All Tabs No Tabs
I have a ton of internet tabs open. The most tabs. It’s just the way I operate now.
On another older browser, I had hundreds of internet bookmarks, all sorted into folders. Sometimes I return to them. Some websites are missing now.
I’ve run out of bookshelf space. It’s gross. I’d like to burn the books.
A few months ago, at a coffee shop, I sat outside in the sun, surrounded by others drinking coffee. I overheard a conversation between an older businessman and a fresh intern, or new hire, or something. The older businessman began giving him advice, telling him how the industry ran and what to expect for his job. And the new hire took out a notebook and started writing it down.
“No!” the businessman said, “if you don’t get it here,” while patting his stomach, “then you don’t get it at all.”
I sympathize with the new hire. I also understand the businessman, and I want to understand the gap between them, reflecting from my own experience.
For the longest time, I would have been in the businessman’s shoes, trusting that knowledge will seep its way into some form of intuition. It is, I imagine, similar to experiencing a culture of oral transmission, where texts aren’t fixed into journals, but ephemerally imprinted into the memories of listeners. It opens the way for a hermeneutic of trust.
But, the position of the new hire is closer to my own experience now, placing a statement into a text. I can return to this text and question it, broadening its terms or striking it down. Maybe it’s a cynical approach, because I cannot trust the statements of the person across from me; but I also cannot trust my body to hold its knowledge so precisely.
It’s hard to learn to speak from the gut again. It requires that what I say is no longer scrutinized as true or untrue, that I give up the methodological rigor in something as mundane as a dinner table conversation, that I can trust the people around me to be forgiving if I mess up, and charitable if I say something that’s outside of their beliefs. And it requires the same for myself—that I can forgive myself if I am do not have complete knowledge of something, that I can believe from my gut that I might not be able to conceptualize, that I can relax and just be, knowing that, with the support of those around me, who I am is enough. It rebuilds the hermeneutic of trust. Or just trust.

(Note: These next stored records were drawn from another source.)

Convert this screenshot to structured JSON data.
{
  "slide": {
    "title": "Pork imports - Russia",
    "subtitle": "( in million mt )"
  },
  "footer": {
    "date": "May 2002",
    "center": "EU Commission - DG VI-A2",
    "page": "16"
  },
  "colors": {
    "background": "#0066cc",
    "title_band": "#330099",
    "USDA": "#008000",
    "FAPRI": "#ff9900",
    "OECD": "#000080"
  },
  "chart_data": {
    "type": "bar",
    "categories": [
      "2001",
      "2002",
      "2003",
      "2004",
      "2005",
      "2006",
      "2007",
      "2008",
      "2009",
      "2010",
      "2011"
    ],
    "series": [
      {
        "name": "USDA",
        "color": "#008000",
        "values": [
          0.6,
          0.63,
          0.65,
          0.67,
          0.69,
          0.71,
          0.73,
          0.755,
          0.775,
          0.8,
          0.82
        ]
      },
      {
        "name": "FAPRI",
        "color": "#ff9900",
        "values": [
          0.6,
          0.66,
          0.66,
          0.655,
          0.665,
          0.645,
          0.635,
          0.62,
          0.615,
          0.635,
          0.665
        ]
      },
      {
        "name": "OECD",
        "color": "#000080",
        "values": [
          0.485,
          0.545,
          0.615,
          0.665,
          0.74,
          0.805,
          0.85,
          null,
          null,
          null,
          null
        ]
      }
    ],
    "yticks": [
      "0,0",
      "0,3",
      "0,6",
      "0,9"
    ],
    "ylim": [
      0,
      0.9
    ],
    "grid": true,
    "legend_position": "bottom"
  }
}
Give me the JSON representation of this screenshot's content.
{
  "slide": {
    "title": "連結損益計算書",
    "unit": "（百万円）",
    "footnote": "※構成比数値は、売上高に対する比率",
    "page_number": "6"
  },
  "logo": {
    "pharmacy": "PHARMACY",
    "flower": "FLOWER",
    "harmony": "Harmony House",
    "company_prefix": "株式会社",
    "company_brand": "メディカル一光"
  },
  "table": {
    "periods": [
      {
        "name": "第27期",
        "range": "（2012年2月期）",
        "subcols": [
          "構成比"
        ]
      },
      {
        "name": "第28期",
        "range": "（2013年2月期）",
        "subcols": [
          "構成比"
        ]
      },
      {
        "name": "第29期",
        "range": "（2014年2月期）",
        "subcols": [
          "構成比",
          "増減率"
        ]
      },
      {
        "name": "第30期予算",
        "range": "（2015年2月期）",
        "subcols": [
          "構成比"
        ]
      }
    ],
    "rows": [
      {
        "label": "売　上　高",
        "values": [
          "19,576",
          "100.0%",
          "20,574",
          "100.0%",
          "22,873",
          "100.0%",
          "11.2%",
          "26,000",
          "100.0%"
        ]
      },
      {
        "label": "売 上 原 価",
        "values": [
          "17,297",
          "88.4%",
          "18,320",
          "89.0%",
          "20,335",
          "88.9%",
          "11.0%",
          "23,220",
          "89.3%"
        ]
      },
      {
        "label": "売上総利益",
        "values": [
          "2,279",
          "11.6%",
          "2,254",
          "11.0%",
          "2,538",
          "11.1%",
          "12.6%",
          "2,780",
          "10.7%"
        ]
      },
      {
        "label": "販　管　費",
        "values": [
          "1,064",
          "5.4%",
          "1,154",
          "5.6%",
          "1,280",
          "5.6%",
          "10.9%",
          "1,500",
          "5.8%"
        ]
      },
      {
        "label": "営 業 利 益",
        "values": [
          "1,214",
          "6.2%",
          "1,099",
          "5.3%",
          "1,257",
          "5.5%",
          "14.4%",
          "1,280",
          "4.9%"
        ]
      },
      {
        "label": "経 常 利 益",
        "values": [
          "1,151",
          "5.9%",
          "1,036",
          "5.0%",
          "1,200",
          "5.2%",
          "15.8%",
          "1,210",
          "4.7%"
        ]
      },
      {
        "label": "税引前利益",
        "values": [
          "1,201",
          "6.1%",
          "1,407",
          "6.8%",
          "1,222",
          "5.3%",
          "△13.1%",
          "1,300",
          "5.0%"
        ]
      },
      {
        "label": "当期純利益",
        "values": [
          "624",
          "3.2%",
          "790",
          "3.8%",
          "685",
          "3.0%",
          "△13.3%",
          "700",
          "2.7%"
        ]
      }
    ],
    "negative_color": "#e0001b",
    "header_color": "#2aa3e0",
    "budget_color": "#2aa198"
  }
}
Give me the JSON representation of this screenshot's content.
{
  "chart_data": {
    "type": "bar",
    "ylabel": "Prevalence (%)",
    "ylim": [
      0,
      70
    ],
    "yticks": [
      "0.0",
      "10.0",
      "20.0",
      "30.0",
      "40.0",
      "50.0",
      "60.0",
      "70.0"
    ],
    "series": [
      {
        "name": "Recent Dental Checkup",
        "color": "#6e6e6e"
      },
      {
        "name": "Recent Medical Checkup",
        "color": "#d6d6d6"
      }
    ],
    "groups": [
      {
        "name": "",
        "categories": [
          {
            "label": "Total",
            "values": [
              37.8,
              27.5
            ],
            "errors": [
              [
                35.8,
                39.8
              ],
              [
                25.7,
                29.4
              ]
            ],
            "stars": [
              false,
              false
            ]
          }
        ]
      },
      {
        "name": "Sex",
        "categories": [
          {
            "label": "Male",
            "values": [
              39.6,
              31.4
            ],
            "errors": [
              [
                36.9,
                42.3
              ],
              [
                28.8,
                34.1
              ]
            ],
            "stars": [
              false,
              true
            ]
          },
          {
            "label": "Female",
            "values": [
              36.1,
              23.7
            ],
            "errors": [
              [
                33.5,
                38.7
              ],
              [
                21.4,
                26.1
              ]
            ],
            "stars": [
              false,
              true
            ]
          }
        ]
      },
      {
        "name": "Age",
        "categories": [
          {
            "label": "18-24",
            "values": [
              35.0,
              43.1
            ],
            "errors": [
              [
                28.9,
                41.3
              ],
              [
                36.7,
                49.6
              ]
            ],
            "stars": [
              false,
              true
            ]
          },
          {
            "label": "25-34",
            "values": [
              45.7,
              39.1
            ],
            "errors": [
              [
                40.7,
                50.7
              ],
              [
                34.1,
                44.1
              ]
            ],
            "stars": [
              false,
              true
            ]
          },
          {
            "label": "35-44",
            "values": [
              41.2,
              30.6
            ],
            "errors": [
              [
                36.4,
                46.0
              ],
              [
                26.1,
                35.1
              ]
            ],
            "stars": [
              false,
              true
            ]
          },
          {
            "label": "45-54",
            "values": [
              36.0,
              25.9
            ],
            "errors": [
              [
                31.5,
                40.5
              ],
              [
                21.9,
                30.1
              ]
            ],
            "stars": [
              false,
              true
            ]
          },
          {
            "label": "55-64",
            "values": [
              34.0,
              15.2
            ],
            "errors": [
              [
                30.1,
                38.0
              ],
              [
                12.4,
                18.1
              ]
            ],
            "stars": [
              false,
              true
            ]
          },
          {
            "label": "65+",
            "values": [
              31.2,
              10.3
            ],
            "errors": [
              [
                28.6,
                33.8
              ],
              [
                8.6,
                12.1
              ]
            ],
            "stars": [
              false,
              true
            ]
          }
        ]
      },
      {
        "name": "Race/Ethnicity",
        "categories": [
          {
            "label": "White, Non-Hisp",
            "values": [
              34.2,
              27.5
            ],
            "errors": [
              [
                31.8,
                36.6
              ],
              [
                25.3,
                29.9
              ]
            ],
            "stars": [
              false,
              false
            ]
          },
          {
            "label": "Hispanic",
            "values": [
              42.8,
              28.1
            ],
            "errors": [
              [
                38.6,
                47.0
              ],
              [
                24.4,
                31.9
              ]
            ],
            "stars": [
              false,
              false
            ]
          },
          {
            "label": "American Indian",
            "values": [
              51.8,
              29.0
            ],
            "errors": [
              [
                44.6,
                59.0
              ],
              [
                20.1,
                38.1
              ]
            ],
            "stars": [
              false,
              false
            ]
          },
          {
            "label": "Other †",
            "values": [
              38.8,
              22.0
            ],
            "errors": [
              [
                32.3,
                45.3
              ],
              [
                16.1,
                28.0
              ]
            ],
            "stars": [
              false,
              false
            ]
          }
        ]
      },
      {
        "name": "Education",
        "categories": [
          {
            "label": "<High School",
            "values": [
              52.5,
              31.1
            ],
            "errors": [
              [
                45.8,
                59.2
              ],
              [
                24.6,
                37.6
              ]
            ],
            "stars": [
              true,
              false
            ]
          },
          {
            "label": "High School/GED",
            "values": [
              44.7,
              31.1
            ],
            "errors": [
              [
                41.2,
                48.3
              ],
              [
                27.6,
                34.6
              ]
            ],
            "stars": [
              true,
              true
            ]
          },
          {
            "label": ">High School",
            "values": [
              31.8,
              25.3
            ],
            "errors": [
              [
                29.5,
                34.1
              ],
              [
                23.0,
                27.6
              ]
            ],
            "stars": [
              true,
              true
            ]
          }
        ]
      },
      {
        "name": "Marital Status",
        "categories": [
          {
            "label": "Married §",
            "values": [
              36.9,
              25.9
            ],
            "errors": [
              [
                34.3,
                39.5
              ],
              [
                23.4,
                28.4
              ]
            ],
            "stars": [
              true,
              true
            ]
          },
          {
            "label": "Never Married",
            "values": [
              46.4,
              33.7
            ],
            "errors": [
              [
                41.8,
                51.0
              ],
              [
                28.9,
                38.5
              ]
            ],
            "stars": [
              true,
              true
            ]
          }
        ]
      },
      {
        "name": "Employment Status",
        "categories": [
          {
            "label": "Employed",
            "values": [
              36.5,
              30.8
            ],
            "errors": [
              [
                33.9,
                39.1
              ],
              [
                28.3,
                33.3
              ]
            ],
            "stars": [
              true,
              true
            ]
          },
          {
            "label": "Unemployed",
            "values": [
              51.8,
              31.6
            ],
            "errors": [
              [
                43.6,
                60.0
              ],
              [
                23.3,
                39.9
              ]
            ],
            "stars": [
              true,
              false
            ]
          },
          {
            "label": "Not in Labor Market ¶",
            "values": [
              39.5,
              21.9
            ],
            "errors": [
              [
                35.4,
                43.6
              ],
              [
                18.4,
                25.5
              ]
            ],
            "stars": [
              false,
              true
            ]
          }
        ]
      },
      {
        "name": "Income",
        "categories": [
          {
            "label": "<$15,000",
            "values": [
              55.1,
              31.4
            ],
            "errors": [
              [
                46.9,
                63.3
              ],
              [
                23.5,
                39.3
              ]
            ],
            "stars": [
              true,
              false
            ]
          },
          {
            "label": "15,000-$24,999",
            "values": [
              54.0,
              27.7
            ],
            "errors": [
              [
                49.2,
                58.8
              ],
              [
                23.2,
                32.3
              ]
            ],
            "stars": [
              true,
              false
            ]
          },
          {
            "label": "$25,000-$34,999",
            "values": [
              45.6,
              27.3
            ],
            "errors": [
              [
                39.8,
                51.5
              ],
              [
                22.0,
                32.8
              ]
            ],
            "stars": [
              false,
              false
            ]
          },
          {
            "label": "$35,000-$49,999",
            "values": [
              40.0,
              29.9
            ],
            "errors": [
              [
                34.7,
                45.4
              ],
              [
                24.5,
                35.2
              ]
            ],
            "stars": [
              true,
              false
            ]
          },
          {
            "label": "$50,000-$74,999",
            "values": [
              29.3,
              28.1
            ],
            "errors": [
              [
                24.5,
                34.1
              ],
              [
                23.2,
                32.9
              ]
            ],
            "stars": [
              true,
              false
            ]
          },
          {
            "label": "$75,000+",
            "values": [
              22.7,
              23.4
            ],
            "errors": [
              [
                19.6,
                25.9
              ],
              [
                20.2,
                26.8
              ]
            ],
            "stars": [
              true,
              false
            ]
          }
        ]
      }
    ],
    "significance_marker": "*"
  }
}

So, even if that businessman’s statements deserve attention and scrutiny (for he really just regurgitated nonsense as if it were gospel), I close the tabs and close the books for now, knowing that his statements are as thin as fog anyways. And I know that a memory enacted through my body is my own, so that no tabs nor bookmarks nor books nor texts are required to contest something that never rang true in the first place.